L’esclavage et l’essor de l’industrie britannique

— Par Pauline Grosjean —

L’hypothèse selon laquelle l’essor industriel et économique de l’Europe est fondé sur l’esclavage et l’exploitation de près de 12 millions d’Africains n’est pas nouvelle. Dans son ouvrage Capitalisme et esclavage, paru en 1944, Eric Williams, qui devint par la suite premier ministre de Trinité-et-Tobago après l’indépendance de son pays de l’Empire britannique, soutenait déjà que la traite transatlantique et l’esclavage jouèrent un rôle déterminant dans l’accumulation du capital qui finança la révolution industrielle.

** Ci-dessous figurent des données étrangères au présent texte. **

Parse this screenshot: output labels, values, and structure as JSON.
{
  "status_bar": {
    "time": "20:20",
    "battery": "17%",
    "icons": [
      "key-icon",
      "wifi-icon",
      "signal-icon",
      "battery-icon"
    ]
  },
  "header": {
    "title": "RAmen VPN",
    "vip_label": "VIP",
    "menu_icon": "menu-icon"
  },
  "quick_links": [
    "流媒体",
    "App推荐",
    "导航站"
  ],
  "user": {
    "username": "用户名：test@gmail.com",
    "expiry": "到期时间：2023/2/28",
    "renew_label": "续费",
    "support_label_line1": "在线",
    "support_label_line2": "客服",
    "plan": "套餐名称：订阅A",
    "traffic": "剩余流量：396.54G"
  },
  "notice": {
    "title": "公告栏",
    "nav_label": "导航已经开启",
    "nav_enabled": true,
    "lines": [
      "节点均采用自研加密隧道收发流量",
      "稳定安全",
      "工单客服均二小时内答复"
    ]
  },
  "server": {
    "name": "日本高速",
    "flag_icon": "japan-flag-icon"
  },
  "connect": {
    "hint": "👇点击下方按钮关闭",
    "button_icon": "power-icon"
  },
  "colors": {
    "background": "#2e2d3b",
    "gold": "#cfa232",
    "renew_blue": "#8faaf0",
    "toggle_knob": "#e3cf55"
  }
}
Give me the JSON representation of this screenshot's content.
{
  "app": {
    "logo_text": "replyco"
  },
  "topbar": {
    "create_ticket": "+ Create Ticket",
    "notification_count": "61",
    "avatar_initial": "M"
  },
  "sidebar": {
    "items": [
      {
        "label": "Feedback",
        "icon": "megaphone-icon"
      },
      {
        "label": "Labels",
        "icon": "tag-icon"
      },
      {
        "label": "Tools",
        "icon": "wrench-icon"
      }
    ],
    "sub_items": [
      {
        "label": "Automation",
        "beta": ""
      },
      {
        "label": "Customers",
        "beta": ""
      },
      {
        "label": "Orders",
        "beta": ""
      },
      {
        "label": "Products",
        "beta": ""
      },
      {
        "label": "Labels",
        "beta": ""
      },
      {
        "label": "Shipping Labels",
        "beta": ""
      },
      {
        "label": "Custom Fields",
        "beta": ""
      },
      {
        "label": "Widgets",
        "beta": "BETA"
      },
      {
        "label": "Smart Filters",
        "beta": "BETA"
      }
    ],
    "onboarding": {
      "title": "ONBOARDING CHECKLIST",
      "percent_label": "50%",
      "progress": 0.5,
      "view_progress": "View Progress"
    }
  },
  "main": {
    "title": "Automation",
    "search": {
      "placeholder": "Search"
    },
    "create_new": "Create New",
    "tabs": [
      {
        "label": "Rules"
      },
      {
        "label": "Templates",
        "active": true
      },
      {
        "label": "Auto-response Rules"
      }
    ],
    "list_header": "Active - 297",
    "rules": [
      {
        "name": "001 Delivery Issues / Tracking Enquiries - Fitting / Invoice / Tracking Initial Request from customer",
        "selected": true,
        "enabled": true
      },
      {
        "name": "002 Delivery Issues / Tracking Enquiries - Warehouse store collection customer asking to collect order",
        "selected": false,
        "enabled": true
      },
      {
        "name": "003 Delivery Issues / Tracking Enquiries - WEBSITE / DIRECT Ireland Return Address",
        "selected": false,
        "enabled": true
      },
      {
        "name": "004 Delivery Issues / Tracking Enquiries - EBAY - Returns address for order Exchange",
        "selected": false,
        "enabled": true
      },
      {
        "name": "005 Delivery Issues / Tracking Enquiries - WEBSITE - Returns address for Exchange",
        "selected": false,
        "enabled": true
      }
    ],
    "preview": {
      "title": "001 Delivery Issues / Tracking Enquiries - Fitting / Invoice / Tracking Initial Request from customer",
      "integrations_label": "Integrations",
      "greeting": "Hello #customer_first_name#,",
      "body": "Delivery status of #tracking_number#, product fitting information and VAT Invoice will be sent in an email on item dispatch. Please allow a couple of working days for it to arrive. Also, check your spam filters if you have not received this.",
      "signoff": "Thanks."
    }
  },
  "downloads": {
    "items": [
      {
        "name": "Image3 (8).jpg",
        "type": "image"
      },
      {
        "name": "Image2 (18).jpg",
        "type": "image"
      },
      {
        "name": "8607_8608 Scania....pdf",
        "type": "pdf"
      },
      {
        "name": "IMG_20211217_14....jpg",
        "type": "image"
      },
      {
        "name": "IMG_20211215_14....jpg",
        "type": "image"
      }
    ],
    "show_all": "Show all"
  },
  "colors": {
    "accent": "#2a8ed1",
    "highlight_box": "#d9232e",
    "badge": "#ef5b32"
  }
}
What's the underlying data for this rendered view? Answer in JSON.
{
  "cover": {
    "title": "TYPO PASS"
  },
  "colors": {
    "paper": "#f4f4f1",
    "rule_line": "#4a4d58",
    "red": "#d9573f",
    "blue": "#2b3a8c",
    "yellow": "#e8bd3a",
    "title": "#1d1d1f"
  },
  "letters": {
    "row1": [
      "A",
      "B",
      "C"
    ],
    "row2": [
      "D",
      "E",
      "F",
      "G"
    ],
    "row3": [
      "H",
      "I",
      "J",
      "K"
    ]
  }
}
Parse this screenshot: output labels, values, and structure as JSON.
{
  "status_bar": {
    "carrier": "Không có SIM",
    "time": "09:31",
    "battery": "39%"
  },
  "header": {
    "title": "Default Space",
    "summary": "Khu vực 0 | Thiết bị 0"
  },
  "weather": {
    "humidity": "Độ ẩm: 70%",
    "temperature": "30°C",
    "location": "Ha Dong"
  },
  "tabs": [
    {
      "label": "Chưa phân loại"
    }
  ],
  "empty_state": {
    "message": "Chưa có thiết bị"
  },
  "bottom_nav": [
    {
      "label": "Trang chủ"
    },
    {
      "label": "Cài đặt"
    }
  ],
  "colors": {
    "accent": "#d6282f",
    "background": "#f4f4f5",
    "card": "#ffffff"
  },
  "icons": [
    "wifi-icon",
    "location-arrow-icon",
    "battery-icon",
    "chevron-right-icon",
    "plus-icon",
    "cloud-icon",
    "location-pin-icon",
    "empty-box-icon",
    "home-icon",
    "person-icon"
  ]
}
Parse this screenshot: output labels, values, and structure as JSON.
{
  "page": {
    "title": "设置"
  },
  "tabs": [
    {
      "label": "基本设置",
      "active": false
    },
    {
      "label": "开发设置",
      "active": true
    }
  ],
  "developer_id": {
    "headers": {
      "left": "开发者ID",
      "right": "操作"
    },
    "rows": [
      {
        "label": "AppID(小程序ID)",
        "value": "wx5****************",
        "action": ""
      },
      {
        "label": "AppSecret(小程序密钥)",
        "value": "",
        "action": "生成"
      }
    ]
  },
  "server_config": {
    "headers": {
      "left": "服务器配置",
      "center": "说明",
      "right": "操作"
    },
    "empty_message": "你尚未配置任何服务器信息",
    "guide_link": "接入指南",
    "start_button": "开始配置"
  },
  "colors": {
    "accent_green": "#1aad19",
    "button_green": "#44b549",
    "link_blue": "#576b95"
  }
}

Cette idée permet aussi de comprendre pourquoi le Royaume-Uni fut le premier pays européen à s’industrialiser : il devança largement ses concurrents dans la traite transatlantique, transportant près de 3 millions de personnes, loin devant la France (1,27 million), selon les données du site slavevoyages.org, qui répertorie les archives du commerce triangulaire.

Jusqu’à présent, les historiens de l’économie ne sont pas parvenus à corroborer cette idée. En effet, les études quantitatives sur le sujet tendent à montrer que la traite des hommes, des femmes et des enfants n’était pas un commerce plus lucratif que les autres et que l’économie esclavagiste était plutôt inefficace.

Mais dans un article paru en septembre 2022 (Slavery and the British Industrial Revolution, NBER Working Paper 30451), les chercheurs Stephan Heblich, Stephen Redding et Hans-JoachimVoth montrent que l’effet combiné de la traite et de l’exploitation des personnes esclavagisées a bel et bien contribué à l’accumulation du capital et à l’essor industriel du Royaume-Uni. Les auteurs parviennent à déterminer la localisation et la richesse (en nombre d’esclaves) des esclavagistes et de leurs ancêtres sur la base des registres assemblés en 1833 pour déterminer les compensations payées par le gouvernement britannique aux esclavagistes lors de l’abolition de l’esclavage. Des paiements qui représentèrent près de 40 % du budget de l’Etat – ou 5 % du PIB –et la dette ainsi contractée par le gouvernement ne fut intégralement remboursée qu’en 2015 !

L’écueil principal d’une étude de ce type, outre la collecte de données, est qu’il est tout simplement possible que les localités où résidaient les esclavagistes étaient déjà les plus riches et les plus dynamiques et auraient connu une croissance et une industrialisation plus rapides même sans l’esclavage. Mais plusieurs éléments infirment cette explication alternative.

Un impact sous-estimé

Premièrement, les localités où les esclavagistes résidaient n’étaient pas plus riches que les autres avant le début de la traite ; elles ne le devinrent qu’après. Cela tend à prouver que rien de particulier ne les prédisposait à devenir pionnières de la révolution industrielle. Deuxièmement,les auteurs exploitent le fait que la durée des voyages depuis l’Afrique jusqu’aux Amériques pouvait varier du fait des aléas du climat, et notamment des vents.

Les voyages s’effectuant à bord de bateaux à voile, l’absence de vent pouvait considérablement ralentir le voyage. Or, un voyage plus lent entraînait un manque d’eau et de vivres, ainsi que la prolifération des maladies, donc une augmentation de la mortalité à bord. Ainsi, un esclavagiste« malchanceux » tirerait moins de profit d’un voyage, au point même qu’il pourrait faire faillite et abandonner cette activité. En exploitant uniquement la variation de la richesse esclavagiste due aux aléas de la mortalité au cours des voyages, les auteurs établissent bel et bien l’impact causal de cette richesse sur le développement économique.

Les auteurs estiment ainsi que le revenu total augmenta de 40 % dans les localités les plus engagées dans l’esclavage, le revenu des ouvriers de 3 % et le revenu des propriétaires de capitaux de plus de 100 %. Ces estimations ne comparant que les localités au sein d’un seul pays,le Royaume-Uni, elles sous-estiment donc considérablement le véritable impact économique de l’esclavage sur l’ensemble de l’économie britannique et sur celle des autres puissances européennes.